# Spoon Flies



## Miles2Fish (Dec 2, 2008)

Does anyone know where I can get some spoon flies for reds? Is there anyone on this forum who ties them? Any feedback will be appreciated....


----------



## Nick B (Nov 15, 2005)

http://www.lagunamadre.net/Forsale.htm


----------



## jfoster (Jun 30, 2008)

They are not too difficult to learn to tie. Ish (the banned) gave me info that got me started. Here are some good sites, and some of my early efforts. Practice makes the difference. There are several ways to make them. I like epoxy best.


----------



## tail-chaser (May 5, 2007)

whata about the johnson sprite spoons? will those work?


----------



## rhinob (Jun 16, 2009)

go to creativefeathers.com. cm has great spoonflies, and he sells the pre-cut patterns so you can tie your own. check it!


----------



## Captain Stansel (Jul 8, 2008)

I've tried them all and the best one that works for me is the Horbey Spoon fly. The material he uses is second to none. I throw a Horbey spoon fly 90% of the time.

www.captaintomhorbey.com

The sell them at all the fly shops in town, but they are usually out. Tom is spending a tremendous amount of time on the water right now and has little time for production, except for himself and client.


----------



## davidb (May 10, 2006)

Horby's are the best with the Dupre a close second. Tackle Town in Rockport carries these. Sportsmans finest usually has the Horby and I think will mail order them. Cut Rate or Ifly should have one of them.

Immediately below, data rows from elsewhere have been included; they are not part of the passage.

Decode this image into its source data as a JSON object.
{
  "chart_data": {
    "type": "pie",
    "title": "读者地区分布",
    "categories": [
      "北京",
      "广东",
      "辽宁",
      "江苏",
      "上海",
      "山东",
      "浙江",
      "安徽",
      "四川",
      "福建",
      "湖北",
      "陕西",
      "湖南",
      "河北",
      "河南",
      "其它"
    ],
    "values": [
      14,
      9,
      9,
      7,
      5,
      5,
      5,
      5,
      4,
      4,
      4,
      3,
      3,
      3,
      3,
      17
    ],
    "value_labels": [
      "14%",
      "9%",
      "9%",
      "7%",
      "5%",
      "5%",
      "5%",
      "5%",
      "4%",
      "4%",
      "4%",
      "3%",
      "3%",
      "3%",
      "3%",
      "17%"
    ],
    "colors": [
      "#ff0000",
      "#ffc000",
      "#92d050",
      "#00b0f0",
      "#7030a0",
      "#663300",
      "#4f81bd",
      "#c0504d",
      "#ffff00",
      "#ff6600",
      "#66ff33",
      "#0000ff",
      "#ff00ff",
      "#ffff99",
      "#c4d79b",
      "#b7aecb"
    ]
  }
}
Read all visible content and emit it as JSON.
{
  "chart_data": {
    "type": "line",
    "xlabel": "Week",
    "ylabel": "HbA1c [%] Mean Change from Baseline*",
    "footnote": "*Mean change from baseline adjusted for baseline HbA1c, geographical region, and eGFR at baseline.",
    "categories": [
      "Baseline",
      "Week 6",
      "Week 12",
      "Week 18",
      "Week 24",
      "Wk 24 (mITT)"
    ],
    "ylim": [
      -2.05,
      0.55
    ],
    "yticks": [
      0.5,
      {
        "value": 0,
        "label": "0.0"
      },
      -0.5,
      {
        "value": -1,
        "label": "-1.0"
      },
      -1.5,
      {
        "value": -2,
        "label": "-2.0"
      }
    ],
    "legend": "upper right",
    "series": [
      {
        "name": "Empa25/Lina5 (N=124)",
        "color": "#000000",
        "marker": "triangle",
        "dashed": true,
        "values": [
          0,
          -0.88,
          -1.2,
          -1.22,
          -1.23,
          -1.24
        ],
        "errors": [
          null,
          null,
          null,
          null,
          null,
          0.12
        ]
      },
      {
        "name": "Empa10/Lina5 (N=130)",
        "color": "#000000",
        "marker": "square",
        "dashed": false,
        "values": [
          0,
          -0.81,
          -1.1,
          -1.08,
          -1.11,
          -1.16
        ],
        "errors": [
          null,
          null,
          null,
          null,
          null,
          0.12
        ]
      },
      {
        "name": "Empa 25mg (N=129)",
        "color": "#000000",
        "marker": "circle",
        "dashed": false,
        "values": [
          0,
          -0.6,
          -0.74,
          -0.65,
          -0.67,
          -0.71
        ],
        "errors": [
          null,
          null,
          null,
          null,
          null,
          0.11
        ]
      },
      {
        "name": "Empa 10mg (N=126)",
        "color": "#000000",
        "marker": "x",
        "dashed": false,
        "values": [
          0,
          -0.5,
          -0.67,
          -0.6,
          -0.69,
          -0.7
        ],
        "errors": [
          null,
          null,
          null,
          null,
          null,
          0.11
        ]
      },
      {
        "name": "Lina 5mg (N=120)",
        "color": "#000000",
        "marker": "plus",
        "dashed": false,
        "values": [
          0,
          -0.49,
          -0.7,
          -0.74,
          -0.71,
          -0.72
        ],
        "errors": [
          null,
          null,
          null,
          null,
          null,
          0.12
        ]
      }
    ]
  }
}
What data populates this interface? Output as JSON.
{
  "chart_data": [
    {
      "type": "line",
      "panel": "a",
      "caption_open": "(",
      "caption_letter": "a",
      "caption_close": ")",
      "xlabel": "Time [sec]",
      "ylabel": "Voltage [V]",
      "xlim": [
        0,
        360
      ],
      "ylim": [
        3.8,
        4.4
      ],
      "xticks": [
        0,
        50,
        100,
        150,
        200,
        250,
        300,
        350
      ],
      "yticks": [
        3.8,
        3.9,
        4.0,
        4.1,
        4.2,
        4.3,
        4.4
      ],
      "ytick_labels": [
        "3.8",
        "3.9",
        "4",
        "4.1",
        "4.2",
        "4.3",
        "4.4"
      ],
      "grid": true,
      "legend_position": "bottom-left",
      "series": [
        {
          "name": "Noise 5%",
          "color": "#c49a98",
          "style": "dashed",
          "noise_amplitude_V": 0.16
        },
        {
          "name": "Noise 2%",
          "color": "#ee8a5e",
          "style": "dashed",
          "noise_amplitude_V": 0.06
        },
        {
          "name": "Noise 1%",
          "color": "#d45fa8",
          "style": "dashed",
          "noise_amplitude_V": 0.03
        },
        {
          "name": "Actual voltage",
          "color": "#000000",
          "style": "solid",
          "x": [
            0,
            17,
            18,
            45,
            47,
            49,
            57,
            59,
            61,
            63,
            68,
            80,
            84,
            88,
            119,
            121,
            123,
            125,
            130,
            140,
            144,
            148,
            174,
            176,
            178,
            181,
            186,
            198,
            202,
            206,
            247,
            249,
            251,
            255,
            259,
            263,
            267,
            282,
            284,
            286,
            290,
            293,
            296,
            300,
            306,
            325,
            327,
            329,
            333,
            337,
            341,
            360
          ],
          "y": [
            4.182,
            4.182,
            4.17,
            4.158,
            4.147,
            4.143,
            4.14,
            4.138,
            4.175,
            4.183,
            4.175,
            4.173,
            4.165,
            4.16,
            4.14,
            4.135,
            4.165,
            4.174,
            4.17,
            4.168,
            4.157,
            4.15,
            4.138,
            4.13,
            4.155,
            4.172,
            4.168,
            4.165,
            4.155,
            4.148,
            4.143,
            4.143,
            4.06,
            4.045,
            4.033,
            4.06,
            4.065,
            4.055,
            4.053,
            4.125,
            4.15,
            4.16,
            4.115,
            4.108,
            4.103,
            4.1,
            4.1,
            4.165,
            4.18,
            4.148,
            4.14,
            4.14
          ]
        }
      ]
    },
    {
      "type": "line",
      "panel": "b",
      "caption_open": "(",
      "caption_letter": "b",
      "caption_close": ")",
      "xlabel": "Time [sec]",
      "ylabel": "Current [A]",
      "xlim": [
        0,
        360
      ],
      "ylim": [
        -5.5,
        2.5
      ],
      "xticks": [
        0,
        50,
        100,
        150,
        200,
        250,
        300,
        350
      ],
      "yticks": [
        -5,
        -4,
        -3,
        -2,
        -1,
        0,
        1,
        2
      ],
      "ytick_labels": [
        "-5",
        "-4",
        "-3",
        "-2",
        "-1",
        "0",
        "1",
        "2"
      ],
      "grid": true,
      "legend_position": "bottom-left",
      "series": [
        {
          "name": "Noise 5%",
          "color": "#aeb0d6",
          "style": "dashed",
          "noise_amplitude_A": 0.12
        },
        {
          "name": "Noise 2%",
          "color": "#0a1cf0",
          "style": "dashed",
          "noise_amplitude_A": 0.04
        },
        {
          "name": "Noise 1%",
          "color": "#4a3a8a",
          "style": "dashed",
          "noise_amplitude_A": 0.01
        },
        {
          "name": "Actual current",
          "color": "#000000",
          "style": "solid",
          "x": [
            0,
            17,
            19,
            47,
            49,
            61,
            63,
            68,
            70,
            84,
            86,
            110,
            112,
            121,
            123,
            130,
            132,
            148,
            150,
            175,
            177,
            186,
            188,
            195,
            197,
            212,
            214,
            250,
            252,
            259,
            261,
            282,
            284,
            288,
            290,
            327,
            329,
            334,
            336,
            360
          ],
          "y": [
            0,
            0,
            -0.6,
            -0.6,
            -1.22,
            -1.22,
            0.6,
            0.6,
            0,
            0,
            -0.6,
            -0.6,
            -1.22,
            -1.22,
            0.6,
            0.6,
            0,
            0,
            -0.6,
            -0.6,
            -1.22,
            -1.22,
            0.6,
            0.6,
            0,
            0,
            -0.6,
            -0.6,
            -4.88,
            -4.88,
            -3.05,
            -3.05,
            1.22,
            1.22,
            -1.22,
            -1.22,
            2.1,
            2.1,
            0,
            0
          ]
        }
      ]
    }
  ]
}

I make a big batch at a time as I don't like to work with Epoxy. Then I test them in the bath tub. Some runs half wont have the right wobble and flutter on the drop. The duds get tweaked or I give them away. 

After I put the skunk on a friend I give them one of the good ones.


----------



## JIM COLLINS (Sep 30, 2008)

*TOM HORBEY SEA BEETLES(SPOON FLIES)*

We have them in stock here at "ifly The Anglers Edge". Get them while they last. "Redfish Crack"!


----------



## jhj415 (May 22, 2005)

http://www.nwmangum.com/spoonfly/index.html

Connie Mack - Creative Feathers down in La Margue has some pre cut flies you just peel off the tape and stick on the hook shank.

I make my own and get the large sheet of material from scrap book stores. You can get every color or pattern even glow in the dark!


----------



## Buster (Mar 15, 2006)

Try a clouser or a crab pattern.


----------



## Huachele (Apr 19, 2009)

Orvis, I Fly, FTU/Cut Rate. They all carry the Dupre.


----------



## WestEndAngler (Jan 30, 2007)

jhj415 said:


> http://www.nwmangum.com/spoonfly/index.html
> 
> Connie Mack - Creative Feathers down in La Margue has some pre cut flies you just peel off the tape and stick on the hook shank.
> 
> I make my own and get the large sheet of material from scrap book stores. You can get every color or pattern even glow in the dark!


x2 on Creative Feathers great place!


----------



## Bayoufly (Feb 14, 2006)

Rich Waldner spoon work great and last a long time. Very weedless
http://uptownanglerstore.com/waldners-spoon-fly.html


----------



## Miles2Fish (Dec 2, 2008)

Thanks for some great info fellas!!!!! Much appreciated....may the wind be light and your lines always tight, Miles.


----------



## AWMiller (Nov 30, 2009)

Nice designs and sites indeed! I've been looking into expanding my lines to include spoons! I'll be sure to include some updates to show pics of the spoons and some videos showing some in-depth how-to's for those that want to start tying their own as well!


----------



## WhyKnot (Sep 13, 2009)

Orvis on Westheimer


----------



## Sidney (Oct 23, 2005)

Perhaps you could try these, they haven't been mentioned- but they are really good. http://www.eastcut.com/index.php


----------